We then probed further the selectivity of the assembly process. Silver tetrafluoroborate, hexafluorophosphate, perchlorate, and triflate all furnished six-stranded helicates adopting the framework of 9 when combined with 1, 3, and potassium iodide (Figures S38 and S39). Titration of TBA bromide into a mixture of 5 and 6 revealed no intermediate species (i.e., from binding a single bromide). Instead, formation of 11 (containing two bromide anions) was seen immediately, in the continued presence of 5 and 6 (Figures S42 and S46), suggesting that the six-stranded helicate assembled cooperatively (SI Sections 6.3 and 6.6). Using 2 or 4 in place of 3 led to immediate gelation (for 2) or shifts in the equilibrium of 7 and 8 (for 4, Figures S55 and S68).
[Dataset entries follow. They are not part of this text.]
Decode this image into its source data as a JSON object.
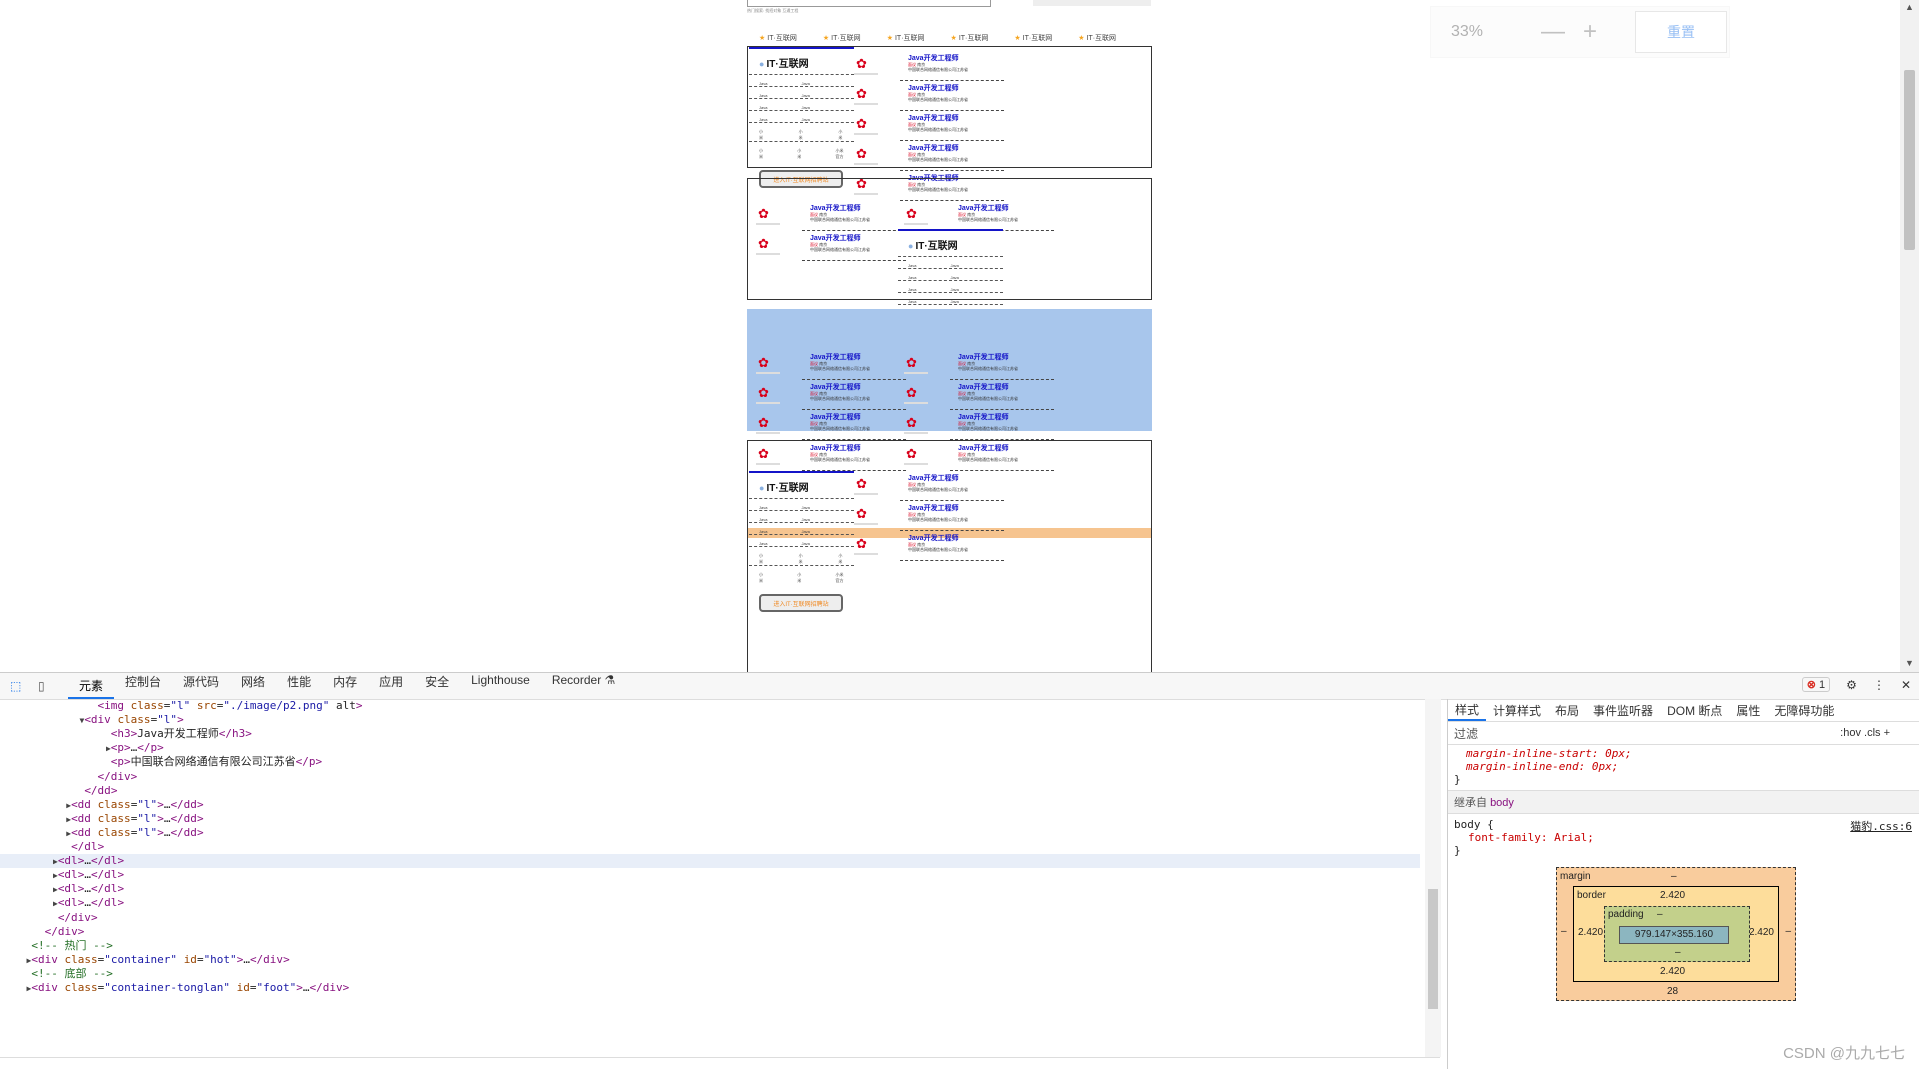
{
  "viewport": {
    "zoom": {
      "percent": "33%",
      "minus": "—",
      "plus": "+",
      "reset": "重置"
    },
    "hint_text": "热门搜索: 找招对象   互通工程",
    "top_links": [
      "IT·互联网",
      "IT·互联网",
      "IT·互联网",
      "IT·互联网",
      "IT·互联网",
      "IT·互联网"
    ],
    "job": {
      "title": "Java开发工程师",
      "tag": "面议",
      "place": "南京",
      "company": "中国联合网络通信有限公司江苏省"
    },
    "card": {
      "title": "IT·互联网",
      "rows": [
        [
          "Java",
          "Java"
        ],
        [
          "Java",
          "Java"
        ],
        [
          "Java",
          "Java"
        ],
        [
          "Java",
          "Java"
        ],
        [
          "小米",
          "小米",
          "小米"
        ],
        [
          "小米",
          "小米",
          "小米官方"
        ]
      ],
      "button": "进入IT·互联网招聘站"
    }
  },
  "devtools": {
    "tabs": [
      "元素",
      "控制台",
      "源代码",
      "网络",
      "性能",
      "内存",
      "应用",
      "安全",
      "Lighthouse",
      "Recorder ⚗"
    ],
    "error_count": "1",
    "code_lines": [
      {
        "indent": 8,
        "html": "<img class=\"l\" src=\"./image/p2.png\" alt>",
        "tri": ""
      },
      {
        "indent": 7,
        "html": "<div class=\"l\">",
        "tri": "▼"
      },
      {
        "indent": 9,
        "html": "<h3>Java开发工程师</h3>",
        "tri": ""
      },
      {
        "indent": 9,
        "html": "<p>…</p>",
        "tri": "▶"
      },
      {
        "indent": 9,
        "html": "<p>中国联合网络通信有限公司江苏省</p>",
        "tri": ""
      },
      {
        "indent": 8,
        "html": "</div>",
        "tri": ""
      },
      {
        "indent": 7,
        "html": "</dd>",
        "tri": ""
      },
      {
        "indent": 6,
        "html": "<dd class=\"l\">…</dd>",
        "tri": "▶"
      },
      {
        "indent": 6,
        "html": "<dd class=\"l\">…</dd>",
        "tri": "▶"
      },
      {
        "indent": 6,
        "html": "<dd class=\"l\">…</dd>",
        "tri": "▶"
      },
      {
        "indent": 6,
        "html": "</dl>",
        "tri": ""
      },
      {
        "indent": 5,
        "html": "<dl>…</dl>",
        "tri": "▶",
        "selected": true
      },
      {
        "indent": 5,
        "html": "<dl>…</dl>",
        "tri": "▶"
      },
      {
        "indent": 5,
        "html": "<dl>…</dl>",
        "tri": "▶"
      },
      {
        "indent": 5,
        "html": "<dl>…</dl>",
        "tri": "▶"
      },
      {
        "indent": 5,
        "html": "</div>",
        "tri": ""
      },
      {
        "indent": 4,
        "html": "</div>",
        "tri": ""
      },
      {
        "indent": 3,
        "html": "<!-- 热门 -->",
        "tri": "",
        "comment": true
      },
      {
        "indent": 3,
        "html": "<div class=\"container\" id=\"hot\">…</div>",
        "tri": "▶"
      },
      {
        "indent": 3,
        "html": "<!-- 底部 -->",
        "tri": "",
        "comment": true
      },
      {
        "indent": 3,
        "html": "<div class=\"container-tonglan\" id=\"foot\">…</div>",
        "tri": "▶"
      }
    ],
    "styles": {
      "tabs": [
        "样式",
        "计算样式",
        "布局",
        "事件监听器",
        "DOM 断点",
        "属性",
        "无障碍功能"
      ],
      "filter_placeholder": "过滤",
      "filter_opts": ":hov  .cls  +",
      "prop1": "margin-inline-start: 0px;",
      "prop2": "margin-inline-end: 0px;",
      "inherited_label": "继承自",
      "inherited_from": "body",
      "rule_selector": "body {",
      "rule_source": "猫豹.css:6",
      "rule_prop": "font-family: Arial;",
      "box": {
        "margin": "margin",
        "margin_val": "–",
        "margin_bottom": "28",
        "border": "border",
        "border_val": "2.420",
        "padding": "padding",
        "padding_val": "–",
        "content": "979.147×355.160"
      }
    }
  },
  "watermark": "CSDN @九九七七"
}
These results highlight the extent to which the subcomponent self-assembly of metal–organic architectures may depend critically upon subtle variations in subcomponent structure. The lack of methyl groups on 2 favored polymerization over the assembly of discrete structures. The subtle steric and electronic differences between the methyl groups of 3 and the trifluoromethyl groups of 4 disfavored, in the latter case, the formation of six-stranded helicates analogous to 9–11. We hypothesize this sensitivity to be due to the slightly weaker ligand field in the case of ligands incorporating 4, which disfavors structures that incorporate the more highly cationic silver clusters incorporated into the new structure types 9–11.

This work describes the development of a system of novel six-stranded helicates, which assemble around atomically precise silver clusters. Specific anionic templates, in turn, serve to shape these clusters, such that the identity of the anion dictates the architecture observed. The ability of 2-formyl-1,8-napthyridine to bridge silver ions enables these complex structures to form from simple subcomponents. These new assemblies are sensitive to the precise nature of the ligand chosen and are selective for the templates employed, with potential applications in sensing specific analytes.
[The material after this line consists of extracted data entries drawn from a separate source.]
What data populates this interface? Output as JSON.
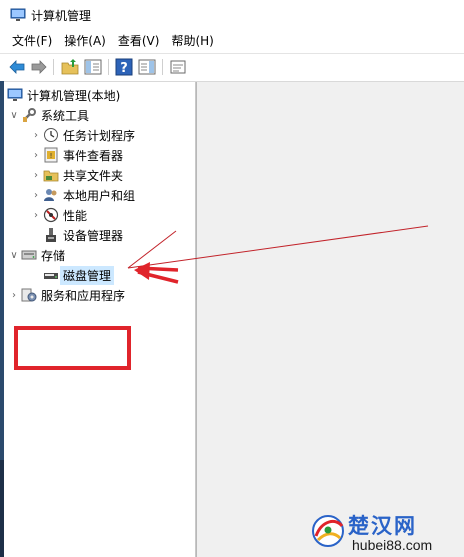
{
  "window": {
    "title": "计算机管理"
  },
  "menu": [
    "文件(F)",
    "操作(A)",
    "查看(V)",
    "帮助(H)"
  ],
  "toolbar": [
    "back-icon",
    "forward-icon",
    "up-folder-icon",
    "show-hide-tree-icon",
    "help-icon",
    "show-hide-action-pane-icon",
    "properties-icon"
  ],
  "tree": {
    "root": "计算机管理(本地)",
    "system_tools": "系统工具",
    "task_scheduler": "任务计划程序",
    "event_viewer": "事件查看器",
    "shared_folders": "共享文件夹",
    "local_users": "本地用户和组",
    "performance": "性能",
    "device_manager": "设备管理器",
    "storage": "存储",
    "disk_management": "磁盘管理",
    "services_apps": "服务和应用程序"
  },
  "watermark": {
    "name": "楚汉网",
    "url": "hubei88.com"
  },
  "colors": {
    "selection": "#cce8ff",
    "annotation": "#e0242b",
    "pane_bg": "#f0f0f0"
  }
}
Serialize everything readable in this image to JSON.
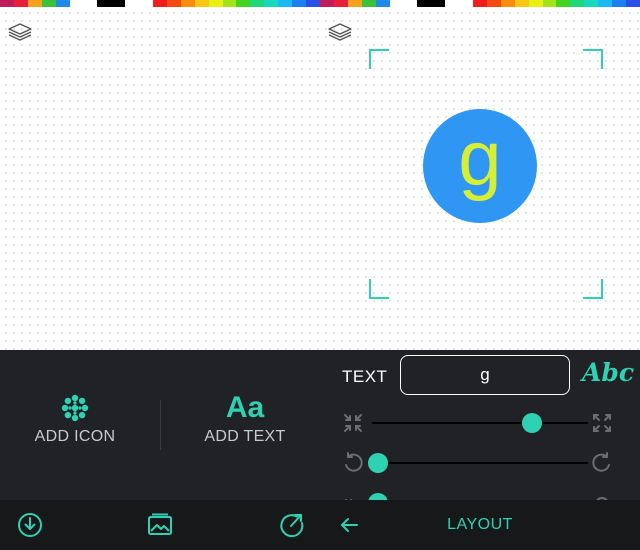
{
  "palette": {
    "left_strip": [
      "#c01c5a",
      "#e81f3b",
      "#f7a21c",
      "#3ac23a",
      "#1f8ae8",
      "#ffffff",
      "#ffffff",
      "#000000",
      "#000000",
      "#ffffff",
      "#ffffff",
      "#f21d1d",
      "#f54b12",
      "#f98e0f",
      "#f9c611",
      "#e8ef13",
      "#a6e41a",
      "#43d321",
      "#22d67a",
      "#15d9c0",
      "#1ab8f0",
      "#1c7ff0",
      "#2a4fe8"
    ],
    "right_strip": [
      "#c01c5a",
      "#e81f3b",
      "#f7a21c",
      "#3ac23a",
      "#1f8ae8",
      "#ffffff",
      "#ffffff",
      "#000000",
      "#000000",
      "#ffffff",
      "#ffffff",
      "#f21d1d",
      "#f54b12",
      "#f98e0f",
      "#f9c611",
      "#e8ef13",
      "#a6e41a",
      "#43d321",
      "#22d67a",
      "#15d9c0",
      "#1ab8f0",
      "#1c7ff0",
      "#2a4fe8"
    ]
  },
  "colors": {
    "accent": "#2fd1b3",
    "logo_bg": "#2f97f3",
    "logo_fg": "#d7ee37",
    "panel_bg": "#202225",
    "nav_bg": "#17181a"
  },
  "left": {
    "layers_icon": "layers-icon",
    "tools": {
      "add_icon_label": "ADD ICON",
      "add_text_glyph": "Aa",
      "add_text_label": "ADD TEXT"
    },
    "nav": {
      "download_icon": "download-icon",
      "image_icon": "image-icon",
      "share_icon": "share-icon"
    }
  },
  "right": {
    "layers_icon": "layers-icon",
    "logo_letter": "g",
    "text_label": "TEXT",
    "text_value": "g",
    "font_button": "Abc",
    "sliders": {
      "size": 0.74,
      "rotation": 0.03,
      "third": 0.03
    },
    "nav_title": "LAYOUT"
  }
}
The ability to use atomically precise clusters in place of mono- or dimetallic vertices in metal–organic cages has the potential to generate a vastly increased diversity of architectures, as we continue to uncover the principles underpinning silver–naphthyridine self-assembly. Future work will focus on exploring the photophysical properties of these novel clusters[66] and on expanding the range of architectures formed by the interplay of anion templation, ligand design, and coordinational flexibility to generate increased structural diversity.